We already see an uptick in firms following Kirkland’s example, and legal finance is an important tool for firms that make this move. When law firms take on risk in order to expand their client base, they face the problem of managing their capital flows as they incur the significant costs of lawyer hours and litigation expenses while waiting for positive litigation outcomes. This challenge is an acute one for law firms, which operate on a cash-in, cash-out basis, with limited retained capital. A legal financier such as Burford can partner with the law firm on the risk and provide portfolio-based facilities on a non-recourse basis. Portfolio finance provides law firms the working capital and liquidity to seek out and land meritorious plaintiff-side work on contingency, maintaining upside potential without assuming all the downside risk should the cases eventually lose at trial.

Legal finance solves the partner compensation problem

One challenge that firms face as they take on more work on risk—and a problem that legal finance solves—is the partner compensation problem.

The hourly fee law firm compensation model is typically based on how much revenue a partner brings into the firm. Hourly fee law firms that have cases on contingency, often find it challenging to compensate lawyers for their work when it isn’t generating real-time revenue.
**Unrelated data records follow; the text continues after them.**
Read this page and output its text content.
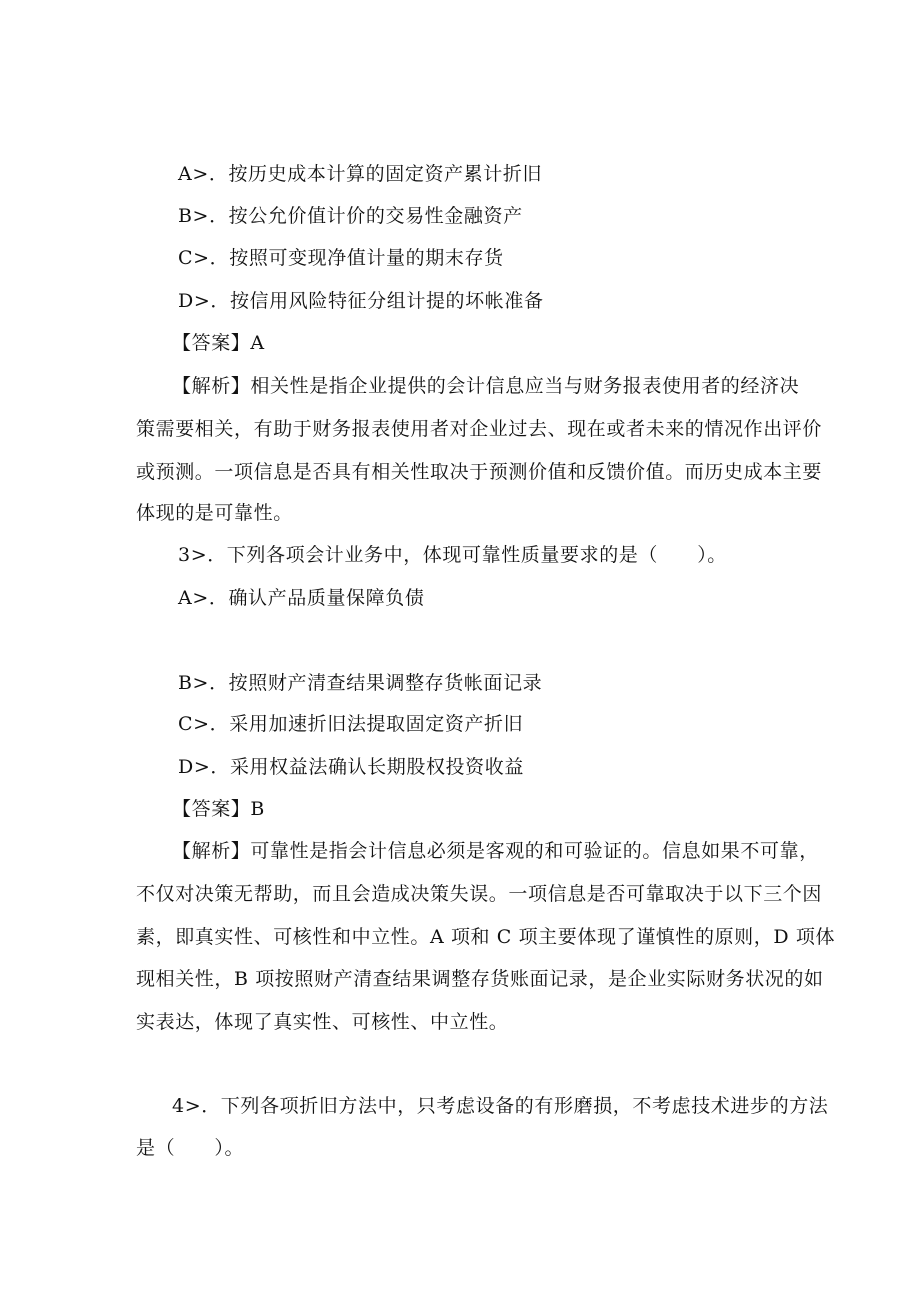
A>．按历史成本计算的固定资产累计折旧
B>．按公允价值计价的交易性金融资产
C>．按照可变现净值计量的期末存货
D>．按信用风险特征分组计提的坏帐准备
【答案】A
【解析】相关性是指企业提供的会计信息应当与财务报表使用者的经济决
策需要相关，有助于财务报表使用者对企业过去、现在或者未来的情况作出评价
或预测。一项信息是否具有相关性取决于预测价值和反馈价值。而历史成本主要
体现的是可靠性。
3>．下列各项会计业务中，体现可靠性质量要求的是（　　）。
A>．确认产品质量保障负债
B>．按照财产清查结果调整存货帐面记录
C>．采用加速折旧法提取固定资产折旧
D>．采用权益法确认长期股权投资收益
【答案】B
【解析】可靠性是指会计信息必须是客观的和可验证的。信息如果不可靠，
不仅对决策无帮助，而且会造成决策失误。一项信息是否可靠取决于以下三个因
素，即真实性、可核性和中立性。A 项和 C 项主要体现了谨慎性的原则，D 项体
现相关性，B 项按照财产清查结果调整存货账面记录，是企业实际财务状况的如
实表达，体现了真实性、可核性、中立性。
4>．下列各项折旧方法中，只考虑设备的有形磨损，不考虑技术进步的方法
是（　　）。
While contingency cases present the opportunity for huge upside upon the successful resolution of case, they present a big risk of expense and cash loss to the firm if the case loses. In good years there may be enough revenue and cash from billable hour work to cover for those working on contingency. However, in a downturn when transactional and other work slows, the number of hours billed decreases and the likelihood of clients paying late increases, pinching both revenue and cash flow. The cash based partnership model means that many law firms face challenges paying lawyers who are not currently generating revenue, even though in a couple of years their work may produce a windfall for the firm—and to do so without reducing profits paid to other partners still working on an hourly basis.

Portfolio finance provides law firms with an effective way to manage compensation for partners working on contingency by paying a portion of attorneys’ hourly rates on contingency matters in real-time and as billed thus creating a pool of capital from which to pay partners now. Using legal finance, law firms are able to generate revenue for the entire time a case in pending but because the finance is non-recourse, if the case loses the law firm faces no downside risk.

A better solution than laying off lawyers

It is inevitable that law firms will have to adapt to better serve their clients in a capital constrained world. Rather than resorting to layoffs and furloughs, law firms should instead consider legal finance. Legal finance equips firms to build and expand contingency practices to meet client demand, solve the partner compensation problem, weather the cost and risk of such an undertaking and reap the financial rewards upon resolution of the matters in a portfolio. By entering into a portfolio financing arrangement with a legal finance provider, law firms have access to a large pool of capital when they need it most and can foster a special risk partnership relationship with their provider of choice. Doing so leaves them more strongly positioned to be the firm of choice for their clients.